Naturally I’m totally in favor of everything the unions want, and don’t want, and so on. But there isn’t any union that I know of which would muster its troops to demand changes that would make life any easier for me.
So I’m going to protest on my own. After all, in the middle of everyone else, who’ll notice? I’ll just stand next to some disaffected welder and let fly.
So here’s what I’m against: Unscrupulous people deliberately doing cruel and ignorant things to other people; anything that costs more than $1.50; dog-owners who let their dogs poop wherever they want and don’t clean up; kids who scream, and their parents who either make them scream or don’t make them stop; chocolate-chip cookies with more than 20 calories. The people upstairs who throw their cigarette butts on the street in front of our door, and the unstable person who leaves his/her bag of garbage at the corner of our apartment.
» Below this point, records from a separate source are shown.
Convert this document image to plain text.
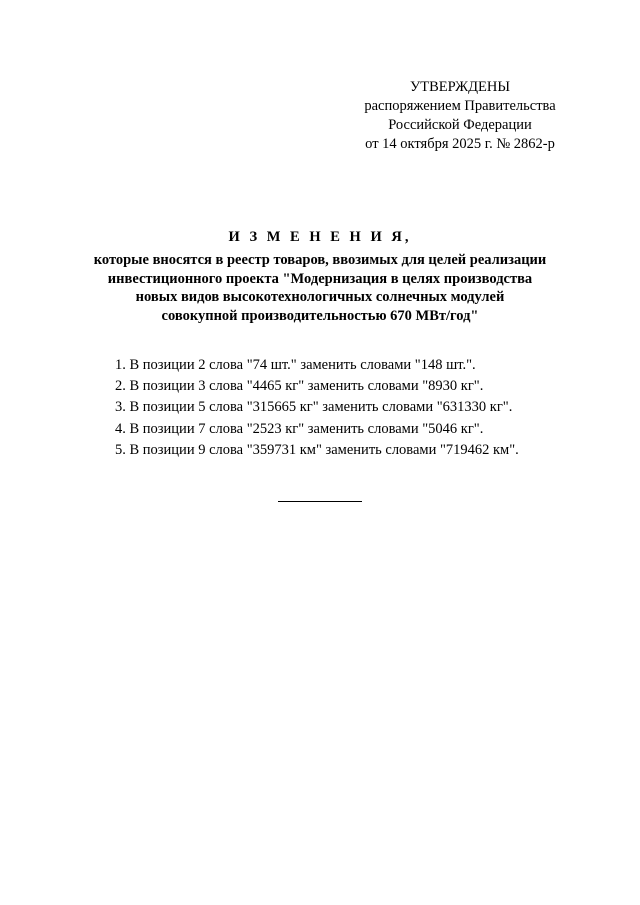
УТВЕРЖДЕНЫ
распоряжением Правительства
Российской Федерации
от 14 октября 2025 г. № 2862-р
И З М Е Н Е Н И Я,
которые вносятся в реестр товаров, ввозимых для целей реализации
инвестиционного проекта "Модернизация в целях производства
новых видов высокотехнологичных солнечных модулей
совокупной производительностью 670 МВт/год"
1. В позиции 2 слова "74 шт." заменить словами "148 шт.".
2. В позиции 3 слова "4465 кг" заменить словами "8930 кг".
3. В позиции 5 слова "315665 кг" заменить словами "631330 кг".
4. В позиции 7 слова "2523 кг" заменить словами "5046 кг".
5. В позиции 9 слова "359731 км" заменить словами "719462 км".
Also: I’m against unprofessional, obtuse, malicious, devious behavior of any sort by anyone at any time; cheating and lying. Incompetence. Hypocrisy. My list could go on but I’ll stop here.
Here’s what I’m for: Kids that laugh, dogs that don’t poop, lots of money paid for hard work done well, and music of almost any type except that car-crash-torture-dungeon-hand-grenade music, whatever it’s called. A pat on the head/back/cheek for any and no reason — the person receiving it will know what it’s for.
I’m off to prepare my placard now. Will report back from the barricades or whenever it gets dark and I have to come home.